Spring into flavors!

My favorite colorful spring salad!

Spring Chickpea & Veggie salad

Here’s my version of colorful spring salad. With a touch of warm spice in the dressing, it brings a ton of flavor to the salad.

Ingredients:

  • 1 cup chickpeas (cooked or canned, drained & rinsed)

  • 1 cucumber, diced

  • 3 bell peppers, use half of each color (red, yellow & green), diced

  • ½ red onion, finely chopped

  • ½ cup broccoli, cut into small florets

  • ¼ cup dried cranberries

  • 2 tbsp Avocado oil

  • 1 tbsp lemon juice (freshly squeezed)

  • 1 tsp honey (or maple syrup)

  • ½ tsp salt

  • ½ tsp black pepper

  • ½ tsp cumin powder (optional, for an extra depth of flavor)
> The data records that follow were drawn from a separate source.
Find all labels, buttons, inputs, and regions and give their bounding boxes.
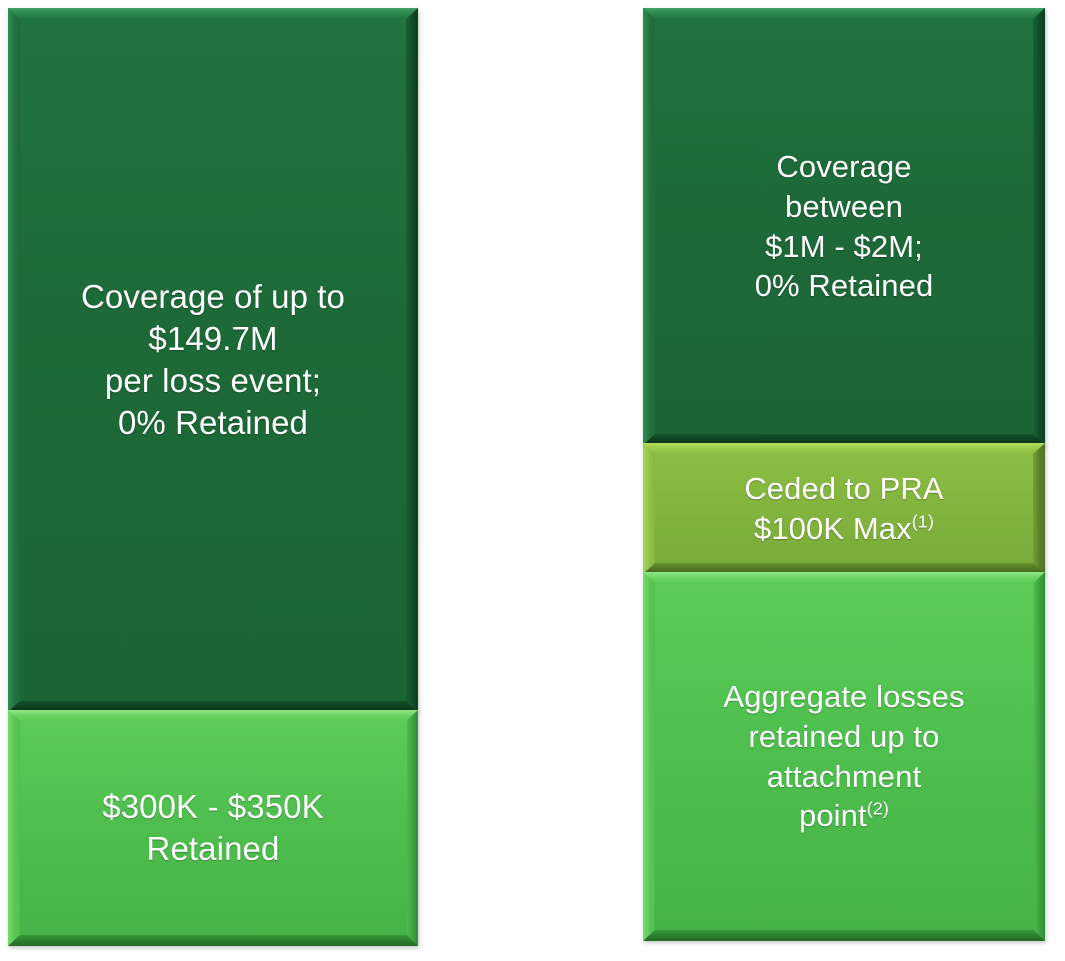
left-coverage-label: Coverage of up to $149.7M per loss event… [75,276,351,445]
block-face: $300K - $350K Retained [19,719,407,937]
diagram-canvas: Coverage of up to $149.7M per loss event… [0,0,1065,961]
right-aggregate-block[interactable]: Aggregate losses retained up to attachme… [643,572,1045,941]
footnote-marker-2: (2) [867,799,889,819]
footnote-marker-1: (1) [912,511,934,531]
bevel-right-edge [1033,443,1045,574]
bevel-right-edge [1033,8,1045,445]
right-coverage-block[interactable]: Coverage between $1M - $2M; 0% Retained [643,8,1045,445]
bevel-right-edge [406,710,418,946]
right-aggregate-text: Aggregate losses retained up to attachme… [723,679,964,833]
block-face: Ceded to PRA $100K Max(1) [654,452,1034,565]
bevel-right-edge [1033,572,1045,941]
block-face: Coverage between $1M - $2M; 0% Retained [654,17,1034,436]
left-retained-label: $300K - $350K Retained [96,786,329,870]
block-face: Aggregate losses retained up to attachme… [654,581,1034,932]
right-ceded-block[interactable]: Ceded to PRA $100K Max(1) [643,443,1045,574]
bevel-right-edge [406,8,418,712]
left-coverage-block[interactable]: Coverage of up to $149.7M per loss event… [8,8,418,712]
right-aggregate-label: Aggregate losses retained up to attachme… [717,677,970,836]
left-retained-block[interactable]: $300K - $350K Retained [8,710,418,946]
block-face: Coverage of up to $149.7M per loss event… [19,17,407,703]
right-coverage-label: Coverage between $1M - $2M; 0% Retained [749,147,940,306]
right-ceded-text: Ceded to PRA $100K Max [744,471,943,546]
right-ceded-label: Ceded to PRA $100K Max(1) [738,469,949,548]
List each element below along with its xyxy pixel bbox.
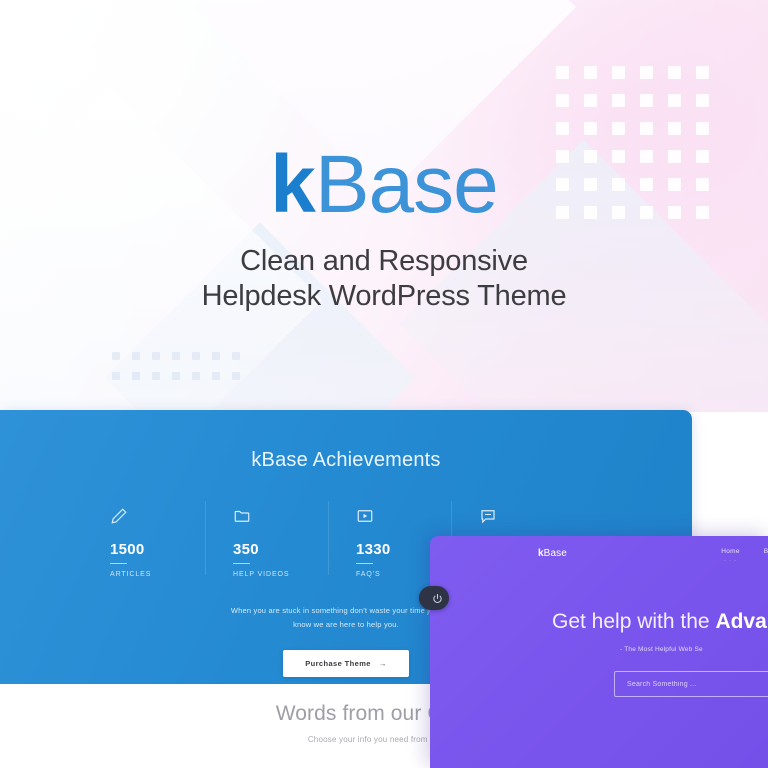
folder-icon [233, 507, 346, 527]
arrow-right-icon: → [379, 659, 387, 668]
preview-nav-item-blog[interactable]: Blog [764, 548, 768, 564]
preview-logo[interactable]: kBase [538, 548, 567, 559]
preview-logo-base: Base [544, 548, 567, 559]
stat-rule [233, 563, 250, 564]
tagline-line-1: Clean and Responsive [0, 244, 768, 279]
theme-settings-toggle[interactable] [419, 586, 449, 610]
preview-subtitle: - The Most Helpful Web Se [430, 646, 768, 653]
pencil-icon [110, 507, 223, 527]
stat-label: ARTICLES [110, 571, 223, 578]
dot-grid-decoration-faint [112, 352, 252, 392]
brand-block: kBase Clean and Responsive Helpdesk Word… [0, 142, 768, 314]
video-icon [356, 507, 469, 527]
brand-logo: kBase [0, 142, 768, 228]
stat-value: 1500 [110, 541, 223, 563]
purchase-theme-button[interactable]: Purchase Theme→ [283, 650, 409, 677]
preview-heading-bold: Adva [715, 610, 766, 633]
purchase-theme-label: Purchase Theme [305, 659, 371, 668]
preview-nav-label: Blog [764, 548, 768, 555]
stat-label: HELP VIDEOS [233, 571, 346, 578]
brand-logo-base: Base [315, 139, 498, 230]
preview-nav: Home · · · Blog [721, 548, 768, 564]
preview-topbar: kBase Home · · · Blog [430, 536, 768, 574]
preview-nav-item-home[interactable]: Home · · · [721, 548, 740, 564]
stat-rule [356, 563, 373, 564]
tagline: Clean and Responsive Helpdesk WordPress … [0, 244, 768, 314]
achievements-title: kBase Achievements [0, 449, 692, 472]
power-icon [432, 593, 443, 604]
search-input[interactable] [614, 671, 768, 697]
preview-panel: kBase Home · · · Blog Get help with the … [430, 536, 768, 768]
preview-heading-normal: Get help with the [552, 610, 715, 633]
preview-heading: Get help with the Adva [430, 610, 768, 634]
preview-nav-label: Home [721, 548, 740, 555]
hero-section: kBase Clean and Responsive Helpdesk Word… [0, 0, 768, 412]
stat-rule [110, 563, 127, 564]
comment-icon [479, 507, 592, 527]
brand-logo-k: k [270, 139, 315, 230]
stat-value: 350 [233, 541, 346, 563]
active-dots-indicator: · · · [721, 558, 740, 564]
tagline-line-2: Helpdesk WordPress Theme [0, 279, 768, 314]
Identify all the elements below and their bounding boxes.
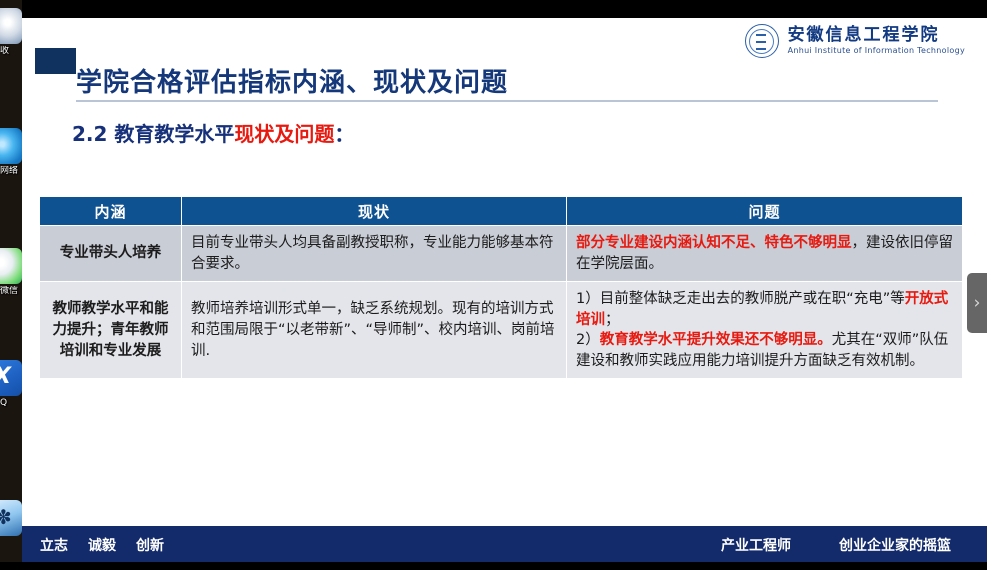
- table-row: 教师教学水平和能力提升；青年教师培训和专业发展 教师培养培训形式单一，缺乏系统规…: [40, 282, 963, 379]
- footer-tagline-2: 创业企业家的摇篮: [839, 535, 951, 555]
- problem-2-line1-tail: ；: [605, 312, 620, 328]
- column-header-connotation: 内涵: [40, 197, 182, 226]
- logo-name-en: Anhui Institute of Information Technolog…: [788, 47, 965, 55]
- title-divider: [76, 100, 938, 102]
- subtitle-suffix: ：: [334, 122, 354, 146]
- desktop-icon-label-2: 网络: [0, 166, 22, 177]
- cell-problem-2: 1）目前整体缺乏走出去的教师脱产或在职“充电”等开放式培训；2）教育教学水平提升…: [567, 282, 963, 379]
- presentation-slide: 学院合格评估指标内涵、现状及问题 2.2 教育教学水平现状及问题： 安徽信息工程…: [22, 18, 987, 562]
- page-title: 学院合格评估指标内涵、现状及问题: [76, 62, 508, 99]
- column-header-problem: 问题: [567, 197, 963, 226]
- cell-problem-1: 部分专业建设内涵认知不足、特色不够明显，建设依旧停留在学院层面。: [567, 226, 963, 282]
- footer-motto-1: 立志: [40, 535, 68, 555]
- problem-2-line2-lead: 2）: [576, 332, 600, 348]
- subtitle-highlight: 现状及问题: [234, 122, 334, 146]
- desktop-icon-label-4: Q: [0, 398, 22, 409]
- letterbox-top: [22, 0, 987, 18]
- desktop-background-strip: 收 网络 微信 Q: [0, 0, 22, 570]
- problem-2-line2-highlight: 教育教学水平提升效果还不够明显。: [600, 332, 832, 348]
- slide-footer: 立志 诚毅 创新 产业工程师 创业企业家的摇篮: [22, 526, 987, 562]
- cell-term-2: 教师教学水平和能力提升；青年教师培训和专业发展: [40, 282, 182, 379]
- logo-text-block: 安徽信息工程学院 Anhui Institute of Information …: [788, 27, 965, 55]
- cell-status-2: 教师培养培训形式单一，缺乏系统规划。现有的培训方式和范围局限于“以老带新”、“导…: [182, 282, 567, 379]
- desktop-icon-label-3: 微信: [0, 286, 22, 297]
- letterbox-bottom: [0, 562, 987, 570]
- indicator-table: 内涵 现状 问题 专业带头人培养 目前专业带头人均具备副教授职称，专业能力能够基…: [39, 196, 963, 379]
- title-accent-square: [35, 48, 76, 74]
- problem-2-line1-plain: 1）目前整体缺乏走出去的教师脱产或在职“充电”等: [576, 291, 905, 307]
- desktop-icon-1[interactable]: [0, 8, 22, 44]
- footer-motto-3: 创新: [136, 535, 164, 555]
- desktop-icon-4[interactable]: [0, 360, 22, 396]
- section-subtitle: 2.2 教育教学水平现状及问题：: [72, 118, 354, 147]
- desktop-icon-2[interactable]: [0, 128, 22, 164]
- screen: 收 网络 微信 Q 学院合格评估指标内涵、现状及问题 2.2 教育教学水平现状及…: [0, 0, 987, 570]
- cell-status-1: 目前专业带头人均具备副教授职称，专业能力能够基本符合要求。: [182, 226, 567, 282]
- desktop-icon-5[interactable]: [0, 500, 22, 536]
- university-seal-icon: [745, 24, 779, 58]
- footer-motto: 立志 诚毅 创新: [40, 535, 164, 555]
- column-header-status: 现状: [182, 197, 567, 226]
- footer-motto-2: 诚毅: [88, 535, 116, 555]
- footer-tagline-1: 产业工程师: [721, 535, 791, 555]
- subtitle-prefix: 2.2 教育教学水平: [72, 122, 234, 146]
- footer-taglines: 产业工程师 创业企业家的摇篮: [721, 535, 951, 555]
- problem-highlight-1: 部分专业建设内涵认知不足、特色不够明显: [576, 235, 852, 251]
- cell-term-1: 专业带头人培养: [40, 226, 182, 282]
- desktop-icon-3[interactable]: [0, 248, 22, 284]
- logo-name-cn: 安徽信息工程学院: [788, 27, 965, 45]
- desktop-icon-label-1: 收: [0, 46, 22, 57]
- university-logo: 安徽信息工程学院 Anhui Institute of Information …: [745, 24, 965, 58]
- next-slide-button[interactable]: ›: [967, 273, 987, 333]
- table-header-row: 内涵 现状 问题: [40, 197, 963, 226]
- table-row: 专业带头人培养 目前专业带头人均具备副教授职称，专业能力能够基本符合要求。 部分…: [40, 226, 963, 282]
  • 2 tbspn sliced almonds

Instructions:

Prepare the veggies: Dice the cucumber, bell peppers, and red onion. Cut the broccoli into small bite-sized florets.

  1. Blanch the broccoli: Bring a pot of water to a boil, add broccoli for 1 minute, then drain and rinse with cold water to keep it crisp.

  2. Mix the salad: In a large bowl, combine chickpeas, cucumber, bell peppers, onions, broccoli, and dried cranberries.

  3. Prepare the dressing: In a small bowl, whisk together olive oil, lemon juice, honey, salt, black pepper, and cumin powder (if using). I have used 1 tspn of mayo as well in my dressing. If you like it pls add that as well at this time.

  4. Toss and serve: Pour the dressing over the salad and toss well to combine.

  5. Garnish with fresh cilantro(if you like) and sliced almonds. Serve immediately.